Diving into Spot Bitcoin ETFs
On January 17, a social media thread featured crypto analyst Joe Burnett and others discussing a series of eleven SEC-approved spot Bitcoin ETFs. Among these, BlackRock’s offering stood out. The conversation was a mix of humor and critique, illustrating the complex relationship between traditional finance and the world of cryptocurrency.
ETF Ownership Metaphor
Burnett started the conversation, likening owning a spot Bitcoin ETF to having a girlfriend who lives in BlackRock’s apartment. The catch? BlackRock only sends you her photo every quarter, adding a layer of detachment to the ownership experience. This analogy amusingly highlights the indirect nature of ETF ownership.
The Financial Twist
Expanding on this analogy, Burnett added a financial twist: BlackRock charges a fee for taking care of this metaphorical girlfriend. This comment points to the fees associated with ETFs, contrasting with the typically lower cost of direct cryptocurrency ownership.
Daily Reporting
Alex Thorn, Head of Research at Galaxy Digital, suggested that investors actually receive a “picture” (metaphorically speaking) from the previous night every morning. Thorn’s remark subtly underscores the daily reporting of ETFs, providing a more frequent update than quarterly reporting.
A Critical Take
BitMEX Research contributed to the conversation with a more critical take, describing receiving a nightly picture around 3AM but with an ambiguity about whether the image was taken one or two days prior.
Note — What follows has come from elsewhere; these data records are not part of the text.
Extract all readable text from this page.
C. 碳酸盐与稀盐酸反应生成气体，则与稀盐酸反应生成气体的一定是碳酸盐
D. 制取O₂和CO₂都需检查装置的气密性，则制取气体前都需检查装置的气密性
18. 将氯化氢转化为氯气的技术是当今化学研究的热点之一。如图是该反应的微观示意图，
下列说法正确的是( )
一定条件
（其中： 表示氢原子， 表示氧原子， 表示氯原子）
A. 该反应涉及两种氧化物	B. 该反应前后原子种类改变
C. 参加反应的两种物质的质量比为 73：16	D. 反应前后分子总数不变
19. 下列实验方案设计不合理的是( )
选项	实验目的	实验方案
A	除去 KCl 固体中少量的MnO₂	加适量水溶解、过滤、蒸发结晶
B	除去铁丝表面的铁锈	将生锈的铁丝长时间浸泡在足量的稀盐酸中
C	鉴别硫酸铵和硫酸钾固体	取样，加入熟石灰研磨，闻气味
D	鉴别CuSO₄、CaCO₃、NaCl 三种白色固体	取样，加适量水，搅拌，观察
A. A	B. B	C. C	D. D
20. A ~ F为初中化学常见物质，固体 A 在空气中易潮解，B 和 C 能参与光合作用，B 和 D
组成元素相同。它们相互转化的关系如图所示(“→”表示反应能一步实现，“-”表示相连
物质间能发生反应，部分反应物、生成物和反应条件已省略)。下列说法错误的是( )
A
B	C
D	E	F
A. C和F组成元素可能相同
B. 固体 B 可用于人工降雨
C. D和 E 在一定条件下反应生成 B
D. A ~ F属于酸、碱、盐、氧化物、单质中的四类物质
Moreover, they highlighted the cost of a terminal required to receive these updates ahead of others, a nod to the expensive Bloomberg terminals often used in traditional finance. The $36,000 annual cost for such a service starkly contrasts with the open and often low-cost access associated with direct cryptocurrency dealings.
Hot Take
The discussion of the SEC-approved spot Bitcoin ETFs revealed a mix of humor and critique, shedding light on the indirect nature of ETF ownership and the associated fees, as well as the differences in reporting and costs when compared to direct cryptocurrency dealings. This highlights the complex relationship between traditional finance and the burgeoning world of cryptocurrency.